In this moment, I am happier than my words can explain. It’s amazing to know that Aaron has moved on and is not dwelling on our past, but what’s even more amazing is that because of Christ, I have moved on and I am not dwelling on our past.
On one hand, it’s sad that the moving on occurred so quickly. It took only six and a half months for him to get over a cumulative, three year relationship which makes it seem like there was no substance (or worse, no love) on his end, but regardless of whether or not that’s true, what matters to me is that there was love on my end. I can honestly say that I loved him then and that I love him even now. But without Christ, I wouldn’t have been empowered to do so. Without Christ, I would probably be heart-broken right now. But because of His awesome and all-powerful love, He has given me strength, He has given me faith, and He has given me love.
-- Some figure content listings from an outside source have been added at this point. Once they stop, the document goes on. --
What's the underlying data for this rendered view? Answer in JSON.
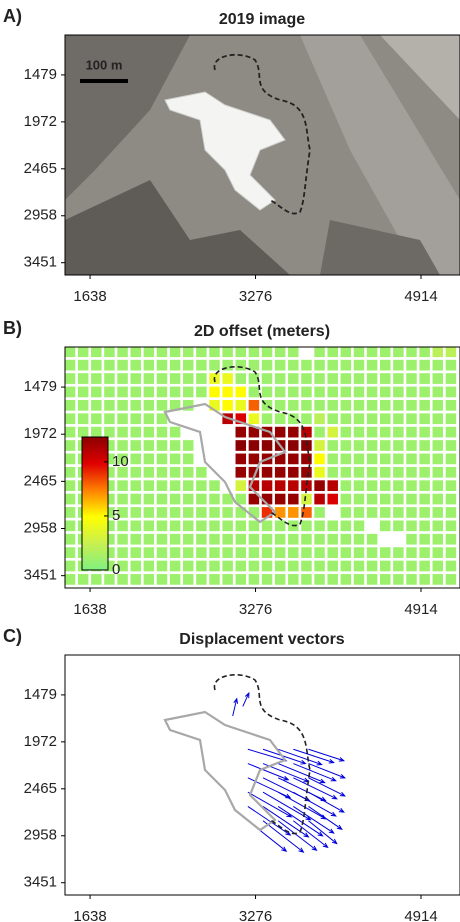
{
  "chart_data": [
    {
      "type": "image",
      "panel": "A)",
      "title": "2019 image",
      "annotation": "100 m",
      "xlim": [
        1390,
        5300
      ],
      "ylim": [
        3580,
        1060
      ],
      "xticks": [
        1638,
        3276,
        4914
      ],
      "yticks": [
        1479,
        1972,
        2465,
        2958,
        3451
      ]
    },
    {
      "type": "heatmap",
      "panel": "B)",
      "title": "2D offset (meters)",
      "xlim": [
        1390,
        5300
      ],
      "ylim": [
        3580,
        1060
      ],
      "xticks": [
        1638,
        3276,
        4914
      ],
      "yticks": [
        1479,
        1972,
        2465,
        2958,
        3451
      ],
      "x": [
        1440,
        1570,
        1700,
        1830,
        1960,
        2090,
        2220,
        2350,
        2480,
        2610,
        2740,
        2870,
        3000,
        3130,
        3260,
        3390,
        3520,
        3650,
        3780,
        3910,
        4040,
        4170,
        4300,
        4430,
        4560,
        4690,
        4820,
        4950,
        5080,
        5210
      ],
      "y": [
        1110,
        1250,
        1390,
        1530,
        1670,
        1810,
        1950,
        2090,
        2230,
        2370,
        2510,
        2650,
        2790,
        2930,
        3070,
        3210,
        3350,
        3490
      ],
      "z": [
        [
          1,
          1,
          1,
          1,
          1,
          1,
          1,
          1,
          1,
          1,
          1,
          1,
          1,
          1,
          1,
          1,
          1,
          1,
          null,
          1,
          1,
          1,
          1,
          1,
          1,
          1,
          1,
          1,
          2,
          2
        ],
        [
          1,
          1,
          1,
          1,
          1,
          1,
          1,
          1,
          1,
          1,
          1,
          1,
          1,
          1,
          1,
          1,
          1,
          1,
          1,
          1,
          1,
          1,
          1,
          1,
          1,
          1,
          1,
          1,
          1,
          1
        ],
        [
          1,
          1,
          1,
          1,
          1,
          1,
          1,
          1,
          1,
          1,
          1,
          4,
          4,
          1,
          1,
          1,
          1,
          1,
          1,
          1,
          1,
          1,
          1,
          1,
          1,
          1,
          1,
          1,
          1,
          1
        ],
        [
          1,
          1,
          1,
          1,
          1,
          1,
          1,
          1,
          1,
          1,
          1,
          5,
          5,
          5,
          1,
          1,
          1,
          1,
          1,
          1,
          1,
          1,
          1,
          1,
          1,
          1,
          1,
          1,
          1,
          1
        ],
        [
          1,
          1,
          1,
          1,
          1,
          1,
          1,
          1,
          1,
          1,
          null,
          4,
          5,
          4,
          8,
          1,
          1,
          1,
          1,
          1,
          1,
          1,
          1,
          1,
          1,
          1,
          1,
          1,
          1,
          1
        ],
        [
          1,
          1,
          1,
          1,
          1,
          1,
          1,
          1,
          null,
          null,
          null,
          null,
          11,
          10,
          4,
          1,
          1,
          1,
          1,
          2,
          1,
          1,
          1,
          1,
          1,
          1,
          1,
          1,
          1,
          1
        ],
        [
          1,
          1,
          1,
          1,
          1,
          1,
          1,
          1,
          1,
          null,
          null,
          null,
          null,
          12,
          12,
          12,
          12,
          12,
          11,
          1,
          3,
          1,
          1,
          1,
          1,
          1,
          1,
          1,
          1,
          1
        ],
        [
          1,
          1,
          1,
          1,
          1,
          1,
          1,
          1,
          1,
          1,
          null,
          null,
          null,
          13,
          13,
          13,
          13,
          13,
          13,
          3,
          1,
          1,
          1,
          1,
          1,
          1,
          1,
          1,
          1,
          1
        ],
        [
          1,
          1,
          1,
          1,
          1,
          1,
          1,
          1,
          1,
          1,
          null,
          null,
          null,
          12,
          12,
          12,
          12,
          12,
          12,
          5,
          1,
          1,
          1,
          1,
          1,
          1,
          1,
          1,
          1,
          1
        ],
        [
          1,
          1,
          1,
          1,
          1,
          1,
          1,
          1,
          1,
          1,
          1,
          null,
          null,
          12,
          12,
          12,
          12,
          12,
          12,
          4,
          1,
          1,
          1,
          1,
          1,
          1,
          1,
          1,
          1,
          1
        ],
        [
          1,
          1,
          1,
          1,
          1,
          1,
          1,
          1,
          1,
          1,
          1,
          1,
          null,
          3,
          11,
          11,
          11,
          11,
          11,
          12,
          11,
          1,
          1,
          1,
          1,
          1,
          1,
          1,
          1,
          1
        ],
        [
          1,
          1,
          1,
          1,
          1,
          1,
          1,
          1,
          1,
          1,
          1,
          1,
          1,
          1,
          12,
          12,
          12,
          12,
          3,
          11,
          10,
          1,
          1,
          1,
          1,
          1,
          1,
          1,
          1,
          1
        ],
        [
          1,
          1,
          1,
          1,
          1,
          1,
          1,
          1,
          1,
          1,
          1,
          1,
          1,
          1,
          1,
          9,
          7,
          7,
          8,
          1,
          null,
          1,
          1,
          1,
          1,
          1,
          1,
          1,
          1,
          1
        ],
        [
          1,
          1,
          1,
          1,
          1,
          1,
          1,
          1,
          1,
          1,
          1,
          1,
          1,
          1,
          1,
          1,
          1,
          1,
          1,
          1,
          1,
          1,
          1,
          null,
          1,
          1,
          1,
          1,
          1,
          1
        ],
        [
          1,
          1,
          1,
          1,
          1,
          1,
          1,
          1,
          1,
          1,
          1,
          1,
          1,
          1,
          1,
          1,
          1,
          1,
          1,
          1,
          1,
          1,
          1,
          1,
          null,
          null,
          1,
          1,
          1,
          1
        ],
        [
          1,
          1,
          1,
          1,
          1,
          1,
          1,
          1,
          1,
          1,
          1,
          1,
          1,
          1,
          1,
          1,
          1,
          1,
          1,
          1,
          1,
          1,
          1,
          1,
          1,
          1,
          1,
          1,
          1,
          1
        ],
        [
          1,
          1,
          1,
          1,
          1,
          1,
          1,
          1,
          1,
          1,
          1,
          1,
          1,
          1,
          1,
          1,
          1,
          1,
          1,
          1,
          1,
          1,
          1,
          1,
          1,
          1,
          1,
          1,
          1,
          1
        ],
        [
          1,
          1,
          1,
          1,
          1,
          1,
          1,
          1,
          1,
          1,
          1,
          1,
          1,
          1,
          1,
          1,
          1,
          1,
          1,
          1,
          1,
          1,
          1,
          1,
          1,
          1,
          1,
          1,
          1,
          1
        ]
      ],
      "colormap": [
        "#80f080",
        "#c8f050",
        "#ffff00",
        "#ff8000",
        "#e00000",
        "#8b0000"
      ],
      "clim": [
        0,
        12.3
      ],
      "cticks": [
        0,
        5,
        10
      ]
    },
    {
      "type": "quiver",
      "panel": "C)",
      "title": "Displacement vectors",
      "color": "#0000dd",
      "xlim": [
        1390,
        5300
      ],
      "ylim": [
        3580,
        1060
      ],
      "xticks": [
        1638,
        3276,
        4914
      ],
      "yticks": [
        1479,
        1972,
        2465,
        2958,
        3451
      ],
      "x": [
        3200,
        3350,
        3500,
        3650,
        3800,
        3200,
        3350,
        3500,
        3650,
        3800,
        3200,
        3350,
        3500,
        3650,
        3800,
        3200,
        3350,
        3500,
        3650,
        3800,
        3200,
        3350,
        3500,
        3650,
        3800,
        3200,
        3350,
        3500,
        3650,
        3800,
        3050,
        3150
      ],
      "y": [
        2050,
        2050,
        2050,
        2050,
        2050,
        2200,
        2200,
        2200,
        2200,
        2200,
        2350,
        2350,
        2350,
        2350,
        2350,
        2500,
        2500,
        2500,
        2500,
        2500,
        2650,
        2650,
        2650,
        2650,
        2650,
        2800,
        2800,
        2800,
        2800,
        2800,
        1700,
        1600
      ],
      "u": [
        380,
        420,
        430,
        400,
        350,
        400,
        450,
        460,
        420,
        360,
        420,
        460,
        470,
        430,
        360,
        430,
        470,
        470,
        420,
        350,
        420,
        450,
        440,
        400,
        330,
        380,
        400,
        380,
        340,
        280,
        40,
        60
      ],
      "v": [
        120,
        150,
        160,
        140,
        120,
        170,
        190,
        200,
        180,
        150,
        210,
        240,
        240,
        220,
        190,
        260,
        290,
        280,
        250,
        210,
        300,
        320,
        310,
        280,
        240,
        320,
        330,
        310,
        280,
        240,
        -180,
        -140
      ]
    }
  ]
}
I never thought that being happy for Aaron in the way that I’m happy for him right now would be possible. There was a time when I thought love meant being selfish. There was a time when I thought love meant holding on to someone even if they wanted you to let go. There was a time when I thought love meant being loved back. But in this hot pursuit for the heart of the Lover of my soul, I finally realized that love is a one-way street; it asks for nothing in return. God loved me first, He loved me before I loved Him and He loved me even after I turned away. He is the ultimate example of True Love.
In this life, people move on. We are programmed to meet people, love people, and leave people when God tugs at our hearts and changes the season. But while loving and losing is the fate of this world, the eternal fate we inherit is an everlasting and unfailing love, given only by the Heavenly Father. He is the only one who can answer the cries of our hearts.

How blessed are those who are able to move on and be happy because of the power of Christ’s love.